カツオブシムシの駆除・対策ガイド
(ヒメカツオブシムシ)*Anthrenus verbasci* / Dermestidae
侵入経路
- 新品のウールのセーター、毛皮のコート、ダウン掛け布団、中古のソファやマットレスにカツオブシムシの幼虫や卵が潜んでいる可能性があります。幼虫はほとんど見えず、衣類の折り目や布地のしわに隠れています。
- 購入したドライフルーツ、漢方薬、乾物は包装と輸送中に幼虫や卵を運ぶ可能性があります。バルク乾物が最も高リスクの媒介物です。
- 長期間密封され、換気不良で、暗く、ほとんど邪魔されないワードローブや収納ボックスは、カツオブシムシの繁殖に理想的な条件を提供します。長期間触られていない季節の衣類はまさに最適な繁殖環境です。

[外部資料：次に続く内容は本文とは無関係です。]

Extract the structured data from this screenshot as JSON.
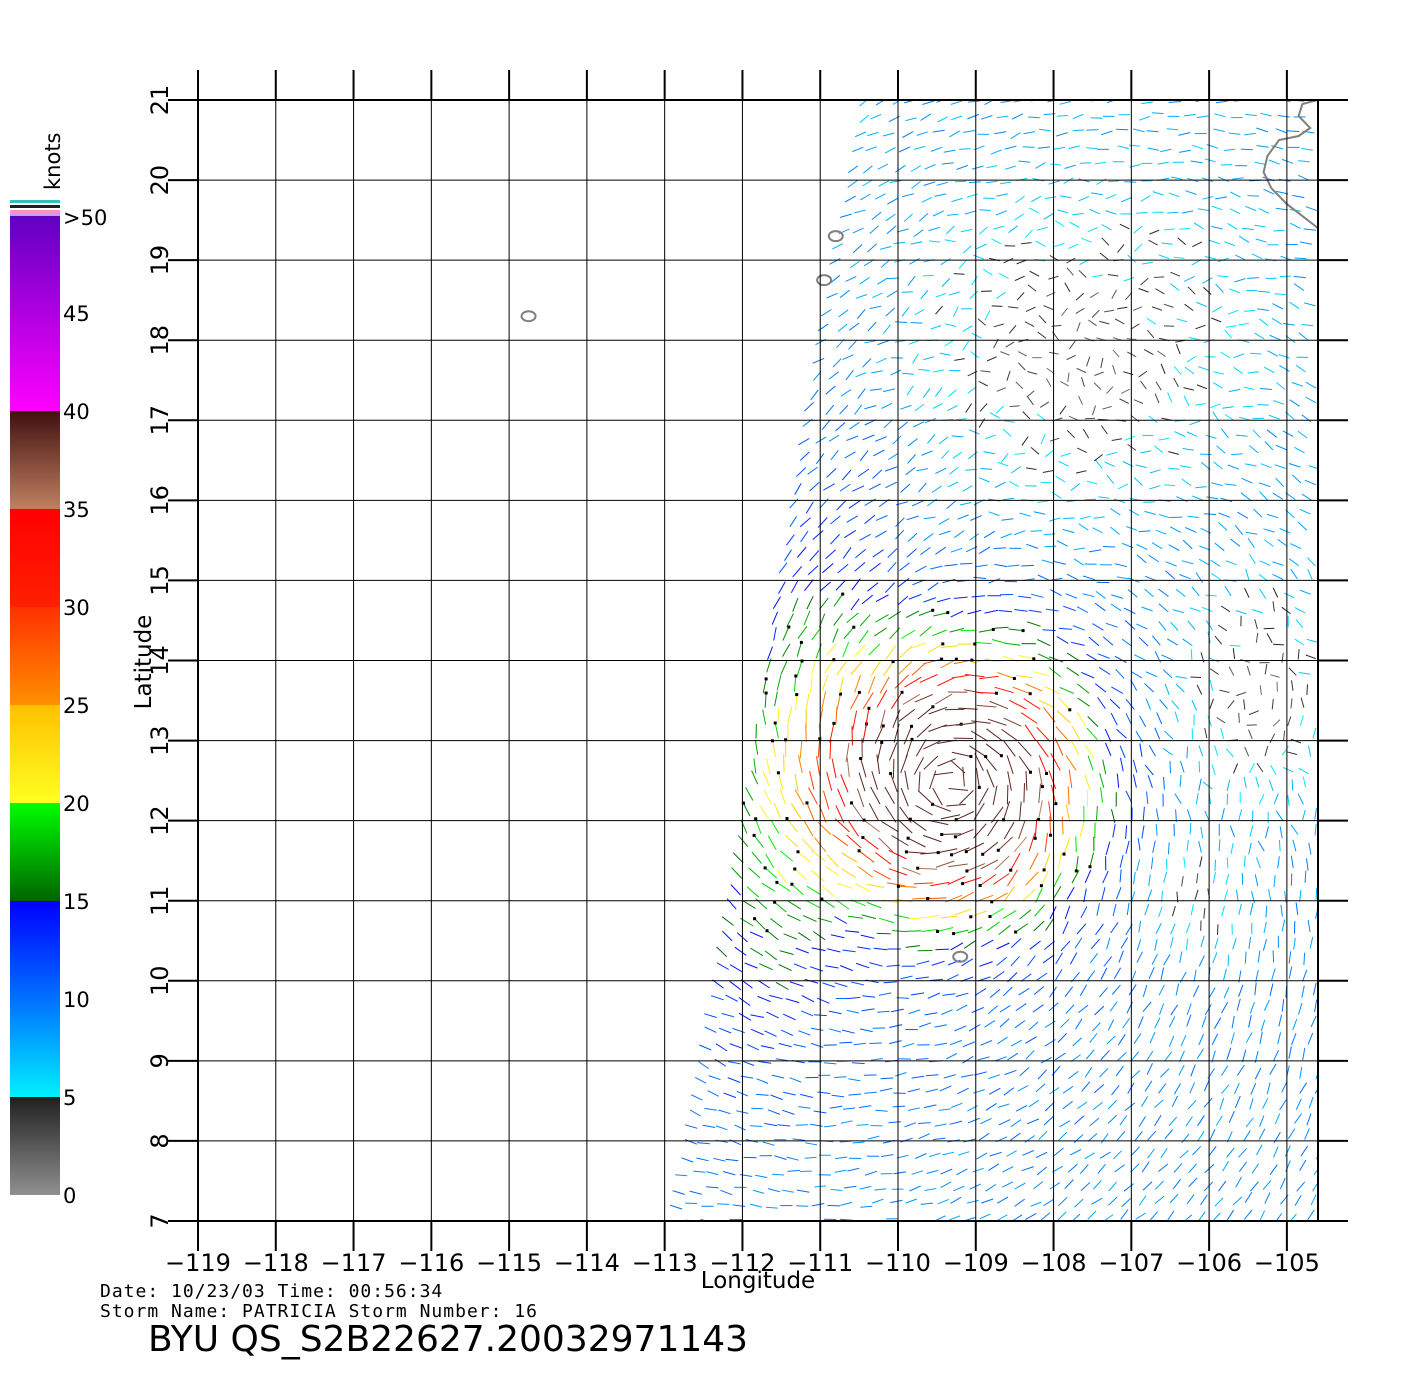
{
  "map": {
    "lon_range": [
      -119,
      -104.6
    ],
    "lat_range": [
      7,
      21
    ],
    "lon_ticks": [
      "−119",
      "−118",
      "−117",
      "−116",
      "−115",
      "−114",
      "−113",
      "−112",
      "−111",
      "−110",
      "−109",
      "−108",
      "−107",
      "−106",
      "−105"
    ],
    "lat_ticks": [
      "7",
      "8",
      "9",
      "10",
      "11",
      "12",
      "13",
      "14",
      "15",
      "16",
      "17",
      "18",
      "19",
      "20",
      "21"
    ],
    "xlabel": "Longitude",
    "ylabel": "Latitude",
    "grid": true,
    "islands": [
      {
        "lon": -114.75,
        "lat": 18.3
      },
      {
        "lon": -110.95,
        "lat": 18.75
      },
      {
        "lon": -110.8,
        "lat": 19.3
      },
      {
        "lon": -109.2,
        "lat": 10.3
      }
    ],
    "swath_edge_lon_at_lat7": -113.0,
    "swath_edge_lon_at_lat21": -110.4,
    "storm_center": {
      "lon": -109.3,
      "lat": 12.5
    },
    "coastline_color": "#808080"
  },
  "colorbar": {
    "unit_label": "knots",
    "labels": [
      ">50",
      "45",
      "40",
      "35",
      "30",
      "25",
      "20",
      "15",
      "10",
      "5",
      "0"
    ],
    "stops": [
      {
        "from": 0,
        "to": 5,
        "colors": [
          "#909090",
          "#202020"
        ]
      },
      {
        "from": 5,
        "to": 10,
        "colors": [
          "#00f0ff",
          "#0070ff"
        ]
      },
      {
        "from": 10,
        "to": 15,
        "colors": [
          "#0070ff",
          "#0000ff"
        ]
      },
      {
        "from": 15,
        "to": 20,
        "colors": [
          "#006400",
          "#00ff00"
        ]
      },
      {
        "from": 20,
        "to": 25,
        "colors": [
          "#ffff20",
          "#ffc000"
        ]
      },
      {
        "from": 25,
        "to": 30,
        "colors": [
          "#ff9000",
          "#ff3000"
        ]
      },
      {
        "from": 30,
        "to": 35,
        "colors": [
          "#ff2000",
          "#ff0000"
        ]
      },
      {
        "from": 35,
        "to": 40,
        "colors": [
          "#c08060",
          "#401010"
        ]
      },
      {
        "from": 40,
        "to": 50,
        "colors": [
          "#ff00ff",
          "#6000c0"
        ]
      }
    ]
  },
  "footer": {
    "line1": "Date:  10/23/03   Time:  00:56:34",
    "line2": "Storm  Name:  PATRICIA   Storm  Number:  16",
    "title": "BYU  QS_S2B22627.20032971143"
  }
}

- 廊下、共有収納室、倉庫環境のカツオブシムシ発生源が壁の隙間や収納棚の隙間を通じて個別の部屋に拡散します。
駆除方法
- 処理前の清掃:カツオブシムシの幼虫は動物繊維製品の中で餌を食べます。散布前に、すべてのウールのセーター、カシミア製品、ダウン掛け布団、革製品を取り出して点検します。寄生された衣類は隔離して別途処理します — 60℃以上のお湯で洗うか、-18℃で48時間冷凍してすべての成長段階を殺します。ワードローブと引き出しを完全に空にします。ワードローブの隙間、引き出しの隅、床隅のリントや埃を掃除機がけします。ドアと窓を閉めます。ペットと子供を移動させます。スプレーボトルをよく振ってください。;
- 重点処理区域:ワードローブ内部 — すべての棚板の接合部と裏板の隙間(幼虫は日中隙間の奥深くに隠れます)。引き出しの隅とレールの溝 — 幼虫はここで蛹化し隠れることができます。収納ボックス内部の隅の接合部 — 幼虫は長期間邪魔されない保管品の中で繁殖します。本棚の隅と製本の縫い目 — カツオブシムシは紙や製本用接着剤も食べます。乾物収納棚と漢方薬引き出しの隙間 — カツオブシムシは乾物でも同様に餌を食べ繁殖できます。;
- 散布方法:スプレーヤーを表面から20〜30cm離して持ち、隙間に沿って線で散布し、化学物質が自然に奥深くまで流れ込むようにします。ワードローブの棚板の接合部と引き出しの底が優先です — 幼虫と卵はこれらの隙間に隠れています。幼虫は光を避け日中隠れるため、隙間散布は表面散布よりもはるかに効果的です。ワードローブを上から下に散布し、各棚の接合部が処理されていることを確認します。衣類の布地に直接散布しないでください。衣類を戻す前に化学物質が完全に乾燥するのを待ちます。;
- 処理後:ワードローブのドアを2〜3時間閉めて隙間に徹底的に浸透させます。その後ワードローブのドアを開けて部屋を1〜2時間換気します。化学物質が完全に乾燥した後にのみ、清掃・処理した衣類を戻します。薬膜を保つため、24時間はワードローブ内部を湿った布で拭かないでください。衣類を戻す際に防虫剤や防虫ストリップをワードローブに入れて補助的な保護とします。;
- 長期予防:カツオブシムシの幼虫は長期間邪魔されない環境でのみ発育を完了できます。保管された衣類を定期的に風通しして使用することが効果的な予防策です。季節の衣類は洗濯し、天日干しし、真空密封圧縮袋に保管して幼虫の餌源を断ちます。ワードローブ内部のリントや埃を四半期ごとに清掃します。購入後、乾物や漢方薬はすぐに密封ガラス容器に移します。
予防・再発防止
ウール衣類、革製品、乾物はすべて密閉圧縮袋や密閉容器に保管してください。季節外れの衣類は洗濯・乾燥後、真空密封して長期保存します。クローゼットには樟脳玉や防虫シートを置き、定期的に交換しましょう。クローゼット内の綿埃やほこりは四半期ごとに掃除し、幼虫の隠れ場所を減らします。保管中のウールセーター、カシミヤ、ファー製品を定期的にチェックし、虫食いの兆候が見られたらすぐに高温洗濯または冷凍処理をしてください。乾物や漢方薬材は購入後すぐに密閉ガラス瓶に移し替えましょう。